To streamline the installation process on GPU machines, we have published the reference Dockerfile so
you can get started with Horovod in minutes. The container includes Examples in the /examples
directory.
Pre-built Docker containers with Horovod are available on DockerHub.
Before building, you can modify Dockerfile.gpu
to your liking, e.g. select a different CUDA, TensorFlow or Python version.
$ mkdir horovod-docker-gpu
$ wget -O horovod-docker-gpu/Dockerfile https://raw.githubusercontent.com/horovod/horovod/master/Dockerfile.gpu
$ docker build -t horovod:latest horovod-docker-gpu
For users without GPUs available in their environments, we've also published a CPU Dockerfile you can build and run similarly.
After the container is built, run it using nvidia-docker.
Note: You can replace horovod:latest
with the specific pre-build
Docker container with Horovod instead of building it by yourself.
$ nvidia-docker run -it horovod:latest
root@c278c88dd552:/examples# horovodrun -np 4 -H localhost:4 python keras_mnist_advanced.py
If you don't run your container in privileged mode, you may see the following message:
[a8c9914754d2:00040] Read -1, expected 131072, errno = 1
You can ignore this message.
Here we describe a simple example involving a shared filesystem /mnt/share
using a common port number 12345
for the SSH
daemon that will be run on all the containers. /mnt/share/ssh
would contain a typical id_rsa
and authorized_keys
pair that allows passwordless authentication.
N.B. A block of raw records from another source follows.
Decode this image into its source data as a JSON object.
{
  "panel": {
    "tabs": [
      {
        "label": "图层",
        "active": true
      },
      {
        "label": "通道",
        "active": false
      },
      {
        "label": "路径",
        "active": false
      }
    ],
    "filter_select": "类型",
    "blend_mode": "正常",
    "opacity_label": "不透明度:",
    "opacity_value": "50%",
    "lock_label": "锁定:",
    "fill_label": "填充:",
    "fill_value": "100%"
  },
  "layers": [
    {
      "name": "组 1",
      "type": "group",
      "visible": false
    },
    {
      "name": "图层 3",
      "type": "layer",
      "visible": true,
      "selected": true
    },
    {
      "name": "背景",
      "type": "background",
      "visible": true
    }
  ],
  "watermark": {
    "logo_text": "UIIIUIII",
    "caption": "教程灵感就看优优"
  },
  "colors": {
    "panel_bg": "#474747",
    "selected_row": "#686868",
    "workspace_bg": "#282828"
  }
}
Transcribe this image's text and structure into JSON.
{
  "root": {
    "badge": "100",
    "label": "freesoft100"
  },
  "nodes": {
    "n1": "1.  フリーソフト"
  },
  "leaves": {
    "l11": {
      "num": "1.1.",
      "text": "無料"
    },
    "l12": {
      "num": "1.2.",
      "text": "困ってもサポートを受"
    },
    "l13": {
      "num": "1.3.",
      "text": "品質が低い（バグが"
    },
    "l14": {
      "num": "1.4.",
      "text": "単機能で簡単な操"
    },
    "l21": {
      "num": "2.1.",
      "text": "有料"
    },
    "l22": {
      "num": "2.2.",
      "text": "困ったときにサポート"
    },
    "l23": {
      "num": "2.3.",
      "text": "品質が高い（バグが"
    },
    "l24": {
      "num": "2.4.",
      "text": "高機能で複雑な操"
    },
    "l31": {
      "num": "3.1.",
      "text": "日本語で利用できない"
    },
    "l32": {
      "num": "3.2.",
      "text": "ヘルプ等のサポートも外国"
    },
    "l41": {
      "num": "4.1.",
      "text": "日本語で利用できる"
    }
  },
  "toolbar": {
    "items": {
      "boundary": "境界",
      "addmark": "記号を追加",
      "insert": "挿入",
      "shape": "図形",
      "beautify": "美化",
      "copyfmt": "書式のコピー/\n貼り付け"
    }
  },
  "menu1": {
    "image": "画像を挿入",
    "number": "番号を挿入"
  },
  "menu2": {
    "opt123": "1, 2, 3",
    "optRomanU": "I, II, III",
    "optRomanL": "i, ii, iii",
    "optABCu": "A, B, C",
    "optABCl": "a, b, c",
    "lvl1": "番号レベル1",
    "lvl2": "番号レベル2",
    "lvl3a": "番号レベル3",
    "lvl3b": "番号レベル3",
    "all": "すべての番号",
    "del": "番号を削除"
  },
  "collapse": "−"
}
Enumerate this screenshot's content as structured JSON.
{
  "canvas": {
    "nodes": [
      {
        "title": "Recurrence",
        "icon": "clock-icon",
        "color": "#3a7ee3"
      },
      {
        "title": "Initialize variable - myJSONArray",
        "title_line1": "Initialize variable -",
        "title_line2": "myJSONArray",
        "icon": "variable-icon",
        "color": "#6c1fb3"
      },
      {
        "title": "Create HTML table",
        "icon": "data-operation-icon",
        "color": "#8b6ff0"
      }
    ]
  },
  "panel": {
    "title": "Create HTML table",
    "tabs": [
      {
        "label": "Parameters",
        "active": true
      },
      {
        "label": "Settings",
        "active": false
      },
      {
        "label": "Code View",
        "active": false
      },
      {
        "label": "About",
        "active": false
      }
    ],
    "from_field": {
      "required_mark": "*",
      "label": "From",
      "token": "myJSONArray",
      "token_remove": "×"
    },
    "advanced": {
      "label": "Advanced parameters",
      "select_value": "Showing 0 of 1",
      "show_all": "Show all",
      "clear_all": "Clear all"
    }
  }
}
Note: These are not hard requirements but they make the example more concise. A shared filesystem can be replaced by rsyncing
SSH configuration and code across machines, and a common SSH port can be replaced by machine-specific ports
defined in /root/.ssh/ssh_config
file.
Primary worker:
host1$ nvidia-docker run -it --network=host -v /mnt/share/ssh:/root/.ssh horovod:latest
root@c278c88dd552:/examples# horovodrun -np 16 -H host1:4,host2:4,host3:4,host4:4 -p 12345 python keras_mnist_advanced.py
Secondary workers:
host2$ nvidia-docker run -it --network=host -v /mnt/share/ssh:/root/.ssh horovod:latest \
bash -c "/usr/sbin/sshd -p 12345; sleep infinity"
host3$ nvidia-docker run -it --network=host -v /mnt/share/ssh:/root/.ssh horovod:latest \
bash -c "/usr/sbin/sshd -p 12345; sleep infinity"
host4$ nvidia-docker run -it --network=host -v /mnt/share/ssh:/root/.ssh horovod:latest \
bash -c "/usr/sbin/sshd -p 12345; sleep infinity"
If you have Mellanox NICs, we recommend that you mount your Mellanox devices (/dev/infiniband
) in the container
and enable the IPC_LOCK capability for memory registration:
$ nvidia-docker run -it --network=host -v /mnt/share/ssh:/root/.ssh --cap-add=IPC_LOCK --device=/dev/infiniband horovod:latest
root@c278c88dd552:/examples# ...
You need to specify these additional configuration options on primary and secondary workers.